Search code examples
pythonscipysparse-matrix

What is the most efficient way to convert from a list of values to a scipy sparse matrix?


I have a list of values that I'm using a loop to convert to a scipy.sparse.dok_matrix. I'm aware of numpy.bincount but it doesn't work with sparse matrices. I'm wondering if there is a more efficient way to perform this conversion because the construction time for a dok_matrix is really long.

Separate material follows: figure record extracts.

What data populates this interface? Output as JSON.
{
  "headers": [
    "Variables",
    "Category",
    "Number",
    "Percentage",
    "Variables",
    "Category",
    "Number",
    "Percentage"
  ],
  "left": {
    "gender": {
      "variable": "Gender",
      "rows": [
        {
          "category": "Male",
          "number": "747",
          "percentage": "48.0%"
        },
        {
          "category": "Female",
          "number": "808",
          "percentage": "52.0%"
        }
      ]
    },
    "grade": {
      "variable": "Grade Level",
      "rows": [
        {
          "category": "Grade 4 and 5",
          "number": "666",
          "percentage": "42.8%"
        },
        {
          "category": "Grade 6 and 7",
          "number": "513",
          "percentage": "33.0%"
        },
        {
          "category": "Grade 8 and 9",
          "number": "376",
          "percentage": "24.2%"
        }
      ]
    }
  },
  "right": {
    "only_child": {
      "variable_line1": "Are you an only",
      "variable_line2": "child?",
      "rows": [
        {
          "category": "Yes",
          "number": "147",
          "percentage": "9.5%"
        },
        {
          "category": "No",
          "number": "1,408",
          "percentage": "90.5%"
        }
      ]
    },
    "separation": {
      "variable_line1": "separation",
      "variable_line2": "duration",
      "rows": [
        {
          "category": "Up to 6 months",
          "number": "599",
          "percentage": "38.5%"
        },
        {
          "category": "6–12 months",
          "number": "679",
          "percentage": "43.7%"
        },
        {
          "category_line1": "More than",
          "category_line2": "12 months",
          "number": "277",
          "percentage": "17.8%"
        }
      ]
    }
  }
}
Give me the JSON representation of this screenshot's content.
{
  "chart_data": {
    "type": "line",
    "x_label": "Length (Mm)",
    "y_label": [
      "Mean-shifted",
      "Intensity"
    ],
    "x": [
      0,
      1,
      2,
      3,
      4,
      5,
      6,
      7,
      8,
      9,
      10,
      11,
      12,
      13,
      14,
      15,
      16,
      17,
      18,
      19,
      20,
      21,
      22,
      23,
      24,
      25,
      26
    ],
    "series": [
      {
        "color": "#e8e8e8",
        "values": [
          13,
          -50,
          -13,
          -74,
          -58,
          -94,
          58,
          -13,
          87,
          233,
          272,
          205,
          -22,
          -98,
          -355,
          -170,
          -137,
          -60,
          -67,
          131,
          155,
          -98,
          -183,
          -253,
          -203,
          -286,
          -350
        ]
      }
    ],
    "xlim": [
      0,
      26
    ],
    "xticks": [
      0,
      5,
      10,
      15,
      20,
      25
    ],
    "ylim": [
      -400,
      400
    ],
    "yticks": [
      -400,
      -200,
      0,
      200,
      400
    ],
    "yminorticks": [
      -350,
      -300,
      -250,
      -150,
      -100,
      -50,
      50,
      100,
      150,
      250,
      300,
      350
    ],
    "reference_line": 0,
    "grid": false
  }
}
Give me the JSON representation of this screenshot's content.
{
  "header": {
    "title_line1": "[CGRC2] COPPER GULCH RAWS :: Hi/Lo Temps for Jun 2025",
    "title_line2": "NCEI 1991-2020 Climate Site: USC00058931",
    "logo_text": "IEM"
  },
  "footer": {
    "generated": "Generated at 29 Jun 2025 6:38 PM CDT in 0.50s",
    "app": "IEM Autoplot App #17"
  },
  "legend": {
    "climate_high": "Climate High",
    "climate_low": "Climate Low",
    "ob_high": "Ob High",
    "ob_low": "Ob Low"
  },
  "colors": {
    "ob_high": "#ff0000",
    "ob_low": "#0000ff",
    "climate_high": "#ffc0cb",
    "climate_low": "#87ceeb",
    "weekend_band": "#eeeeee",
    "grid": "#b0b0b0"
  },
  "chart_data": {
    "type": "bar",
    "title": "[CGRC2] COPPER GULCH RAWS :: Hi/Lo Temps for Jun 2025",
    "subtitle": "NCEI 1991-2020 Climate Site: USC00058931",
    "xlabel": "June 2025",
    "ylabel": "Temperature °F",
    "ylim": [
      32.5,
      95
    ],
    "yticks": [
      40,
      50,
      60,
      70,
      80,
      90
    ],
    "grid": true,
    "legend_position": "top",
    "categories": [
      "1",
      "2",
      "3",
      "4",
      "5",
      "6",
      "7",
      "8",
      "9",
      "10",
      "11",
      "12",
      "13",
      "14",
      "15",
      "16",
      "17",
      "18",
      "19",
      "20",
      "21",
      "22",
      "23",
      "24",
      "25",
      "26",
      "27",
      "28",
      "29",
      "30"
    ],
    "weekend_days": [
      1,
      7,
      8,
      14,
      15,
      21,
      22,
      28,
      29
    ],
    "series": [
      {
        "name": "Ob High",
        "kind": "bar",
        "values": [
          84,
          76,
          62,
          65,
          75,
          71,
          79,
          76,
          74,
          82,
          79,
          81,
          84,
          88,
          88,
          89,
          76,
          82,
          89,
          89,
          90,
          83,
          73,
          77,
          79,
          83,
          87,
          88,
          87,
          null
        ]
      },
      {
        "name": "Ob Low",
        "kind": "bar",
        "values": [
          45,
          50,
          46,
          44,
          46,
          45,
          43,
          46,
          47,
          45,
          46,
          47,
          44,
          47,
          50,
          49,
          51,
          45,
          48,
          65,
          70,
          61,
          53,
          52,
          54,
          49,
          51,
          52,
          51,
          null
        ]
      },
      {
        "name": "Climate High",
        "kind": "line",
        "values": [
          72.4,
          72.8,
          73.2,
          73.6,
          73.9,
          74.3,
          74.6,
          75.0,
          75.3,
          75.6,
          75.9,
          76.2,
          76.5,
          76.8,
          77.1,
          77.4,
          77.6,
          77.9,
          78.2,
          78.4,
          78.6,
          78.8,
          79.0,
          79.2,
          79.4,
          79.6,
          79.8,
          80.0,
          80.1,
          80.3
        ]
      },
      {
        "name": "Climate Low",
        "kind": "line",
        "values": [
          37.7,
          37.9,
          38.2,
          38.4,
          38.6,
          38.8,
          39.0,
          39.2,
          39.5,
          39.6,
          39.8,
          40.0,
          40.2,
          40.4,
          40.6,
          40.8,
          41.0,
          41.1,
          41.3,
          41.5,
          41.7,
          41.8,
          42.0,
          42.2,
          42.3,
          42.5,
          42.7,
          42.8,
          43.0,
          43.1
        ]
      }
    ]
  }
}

Example below for one row but I'm scaling to a 2D matrix by looping. The number of times a value x appears in the input list is the value of the xth element of the result matrix.

values = [1, 3, 3, 4]
expected_result = [0, 1, 0, 2, 1]

matrix = dok_matrix((1, MAXIMUM_EXPECTED_VALUE))
for value in values:
    matrix[0, value] = matrix.get((0, card)) + 1

MAXIMUM_EXPECTED_VALUE is in the order of 100000000 but len(values) < 100, which is why I'm using a sparse matrix. Possibly off-topic: there are also only a little over 10000 actual values that are used in the range of MAXIMUM_EXPECTED_VALUE but I think hashing to a contiguous range and converting back might be more complicated.


Solution

  • Looks like the standard coo style inputs suits you case:

    In [143]: from scipy import sparse
    In [144]: values = [1,3,3,4]
    In [145]: col = np.array(values)
    In [146]: row = np.zeros_like(col)
    In [147]: data = np.ones_like(col)
    In [148]: M = sparse.coo_matrix((data, (row,col)), shape=(1,10))
    In [149]: M
    Out[149]: 
    <1x10 sparse matrix of type '<class 'numpy.int64'>'
        with 4 stored elements in COOrdinate format>
    In [150]: M.A
    Out[150]: array([[0, 1, 0, 2, 1, 0, 0, 0, 0, 0]])